Hmm were to start, the spin on this as I read via news websites is that E come out looking like just another large appraisal shop doing wrong while the big bank is the victim of the appraisal firm’s wrong doing, which in the end makes us (appraisers in whole) look bad.
As I see it, it is just another day in the appraisal business, lender putting pressure one the shoulders of the appraiser to make value and the appraiser given in so they can get work and feed their family. I mean, come on, just change the names of the people in the suite and you can see any of us in that place. Joeblow Appraisals overvalue properties by give in to mortgage broker demands. Put any spin on it, presure on the AMC via Bank, Appraiser via AMC, Appraiser via Loan Officer, Appriaser via Home Owner, Appriaser via RE Agent, it comes out the same, pressure from the money makers to the appraiser.

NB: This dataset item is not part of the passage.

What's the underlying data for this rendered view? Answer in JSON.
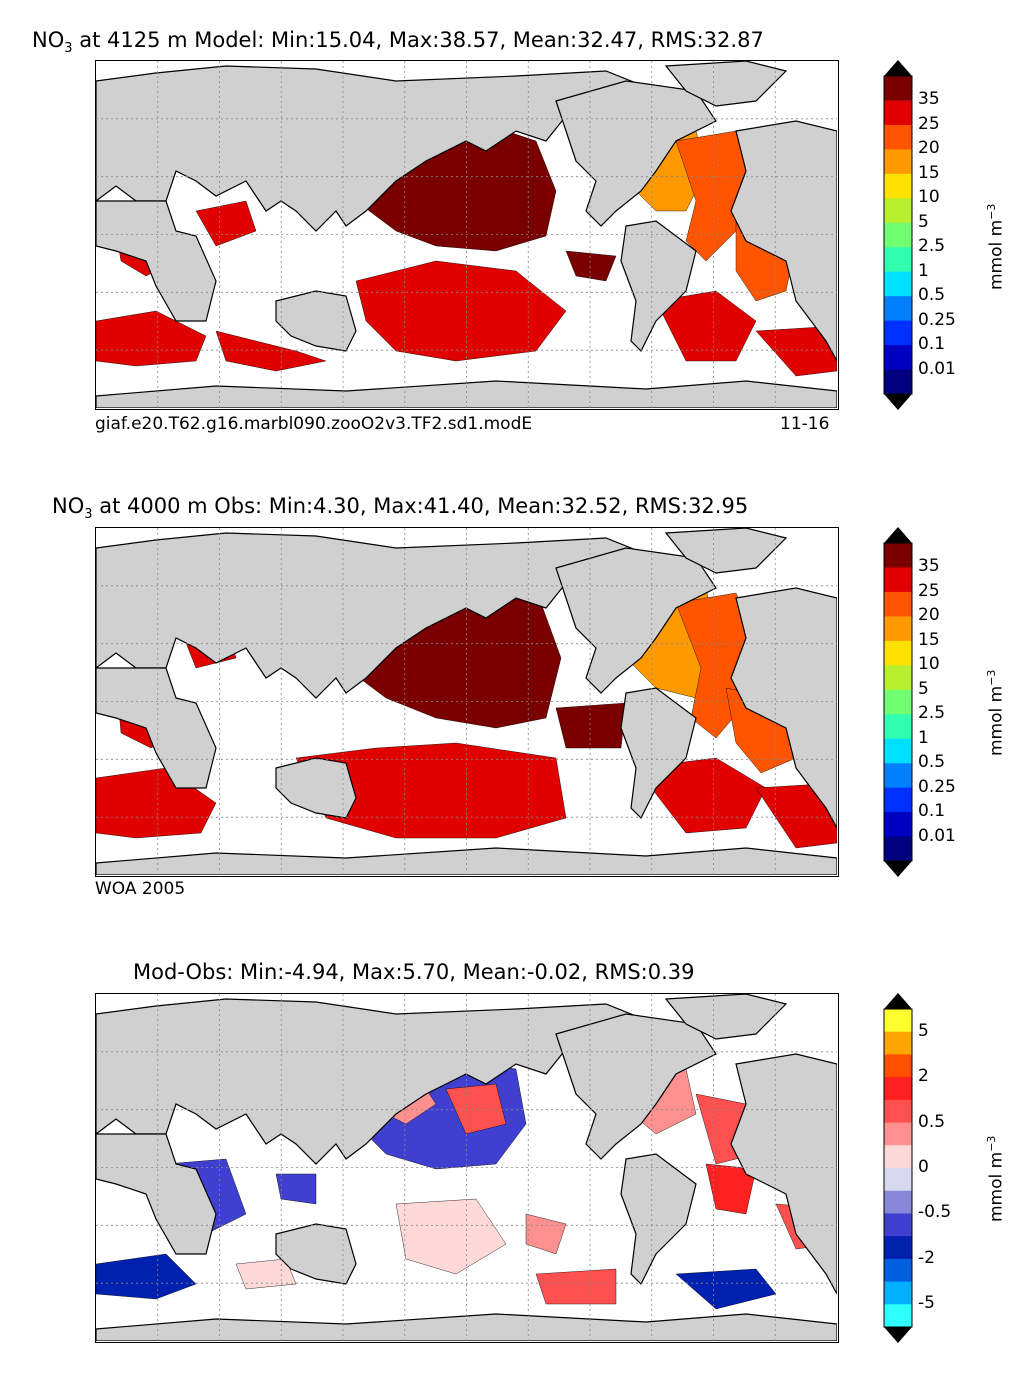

The heart of Denis’s post #123 is what we should be pressing for, “Here is the significance as I see it: If this case starts and stops with EappraiseIT, then not much will change. If, however, the federal regulators become involved and review the situation and determine that lenders are not overseeing (due diligence) their third-party vendors appropriately, then a lot will change. And that "lot" will be positive change.”
IMHO, if the federal regulators do not get involved to stop it (pressure) where it is starting from, then is just another day in the appraisal world and nothing will change.